35- The greatest gift is to be seen

In group session today, a topic came up that was batted around for quite some time. I kept hearing “I need to…” from this one person.

I need to exercise, but I don’t.

“I need to NOT buy bulk foods at Costco, but I don’t.”

What keeps us from doing what is ultimately better for us and ultimately the easiest thing to do?

I mentioned that it sounded more like this person was saying, “I SHOULD do…x or y.” Should is a 4-letter word in my book. It implies judgement, but who is standing there cracking the whip? Stop and think about it. Is SHOULD a law? When we say that we “should” do something, it implies not only judgement, but shame.

One person tonight hit it on the head. She said that there is shame for choosing one action over what we feel we “should” do. It dawned on me then that many of us unconsciously make the choice that is not in our best interest because that affirms that we are not worthy of living a healthy, stress-free, fulfilling life, or that we are innately “bad”.

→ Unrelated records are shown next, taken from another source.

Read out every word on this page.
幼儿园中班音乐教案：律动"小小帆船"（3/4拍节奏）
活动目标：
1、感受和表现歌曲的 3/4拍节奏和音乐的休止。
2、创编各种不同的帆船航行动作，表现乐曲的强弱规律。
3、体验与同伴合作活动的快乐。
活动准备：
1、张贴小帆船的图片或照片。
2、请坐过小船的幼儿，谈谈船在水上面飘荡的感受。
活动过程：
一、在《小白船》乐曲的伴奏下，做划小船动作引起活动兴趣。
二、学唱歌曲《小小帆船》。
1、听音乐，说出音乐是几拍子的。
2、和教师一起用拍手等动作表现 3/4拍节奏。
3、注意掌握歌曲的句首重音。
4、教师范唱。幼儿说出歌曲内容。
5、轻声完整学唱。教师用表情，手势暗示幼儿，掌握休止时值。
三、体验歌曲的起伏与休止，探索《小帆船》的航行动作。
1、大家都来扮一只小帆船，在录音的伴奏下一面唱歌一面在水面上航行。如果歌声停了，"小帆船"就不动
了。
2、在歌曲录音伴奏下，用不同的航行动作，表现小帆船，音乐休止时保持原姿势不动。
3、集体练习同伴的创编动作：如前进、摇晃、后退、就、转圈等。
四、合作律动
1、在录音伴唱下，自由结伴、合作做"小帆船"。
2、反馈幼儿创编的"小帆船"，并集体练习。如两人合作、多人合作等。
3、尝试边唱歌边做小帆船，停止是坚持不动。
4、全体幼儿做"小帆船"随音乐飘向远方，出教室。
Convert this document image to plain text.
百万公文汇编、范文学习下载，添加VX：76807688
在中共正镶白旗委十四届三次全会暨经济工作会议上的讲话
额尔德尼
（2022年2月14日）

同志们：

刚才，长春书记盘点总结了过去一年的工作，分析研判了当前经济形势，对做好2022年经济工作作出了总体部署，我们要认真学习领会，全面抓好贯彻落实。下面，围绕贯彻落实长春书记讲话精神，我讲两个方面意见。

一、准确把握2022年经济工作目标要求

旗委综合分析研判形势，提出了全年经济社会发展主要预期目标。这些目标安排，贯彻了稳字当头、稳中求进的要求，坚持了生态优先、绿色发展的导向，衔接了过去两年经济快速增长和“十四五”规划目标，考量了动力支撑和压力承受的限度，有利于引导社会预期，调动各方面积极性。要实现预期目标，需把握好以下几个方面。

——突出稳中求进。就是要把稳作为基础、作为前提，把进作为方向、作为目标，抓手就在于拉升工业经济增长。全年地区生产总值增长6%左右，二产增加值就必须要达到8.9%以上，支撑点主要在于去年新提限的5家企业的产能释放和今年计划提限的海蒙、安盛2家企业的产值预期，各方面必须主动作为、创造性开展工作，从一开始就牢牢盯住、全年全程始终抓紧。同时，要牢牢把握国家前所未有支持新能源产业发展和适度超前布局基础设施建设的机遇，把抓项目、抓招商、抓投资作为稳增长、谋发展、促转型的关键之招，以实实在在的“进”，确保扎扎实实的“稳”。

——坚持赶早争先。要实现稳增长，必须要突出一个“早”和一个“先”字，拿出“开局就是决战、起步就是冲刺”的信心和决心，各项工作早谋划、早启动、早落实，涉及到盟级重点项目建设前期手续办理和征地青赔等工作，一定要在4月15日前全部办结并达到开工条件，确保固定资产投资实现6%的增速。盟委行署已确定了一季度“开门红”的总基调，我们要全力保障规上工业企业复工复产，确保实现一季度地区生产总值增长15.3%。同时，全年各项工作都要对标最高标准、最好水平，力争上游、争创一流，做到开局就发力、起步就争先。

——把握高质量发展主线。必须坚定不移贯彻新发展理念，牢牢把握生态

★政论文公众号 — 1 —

We have somehow convinced ourselves (or been brought up to believe) that we are not worthy, or that we are bad, lazy, stupid, or any of those awful, self-deprecating words.

By setting up dynamics that affirm these subconscious beliefs, we reaffirm our own existence as we know it.

“Well, it must be true. Of course I am not worthy. I can’t even manage to lose 5 pounds. What an awful person I am.”

I used to find myself in this pattern a lot, but it takes a long time of being aware to finally see it. You have to become the observer of your own mind to see it.

You also need to learn to receive other people’s compliments. We deserve those compliments, no matter how much we feel deep down we don’t.

Listen to the positive affirmations that others offer you, and be aware of your internal dialogue in response to those affirmations. Do you deny them? DON’T. It’s like receiving a heart-felt gift that is perfectly suited for you, and throwing it back in the other person’s face.

If someone says you look radiant, then you DO.

If someone says you have a beautiful laugh, then you DO.

Beauty is in the eye of the beholder. When someone acts as your mirror and reflects back all the beauty in yourself they see, that is a gift to be savored.

One of my dance teachers told me that, “The greatest gift is to be seen.” 

Being seen includes being able to see yourself through other people’s eyes. To let go of self-judgement and truly believe the positive things you hear about yourself, is life altering. It tears apart the negative, self-limiting patterns of your life you have used to re-affirm what you felt deep down to be true.

In the place of this demolished image of yourself, you now have the opportunity to affirm your true beauty. As you allow yourself to be seen more, you will find yourself appreciating the beauty in others, which will translate to appreciating your beauty more as well. It’s a beautiful process, and you are a beautiful person worthy of the love you desire.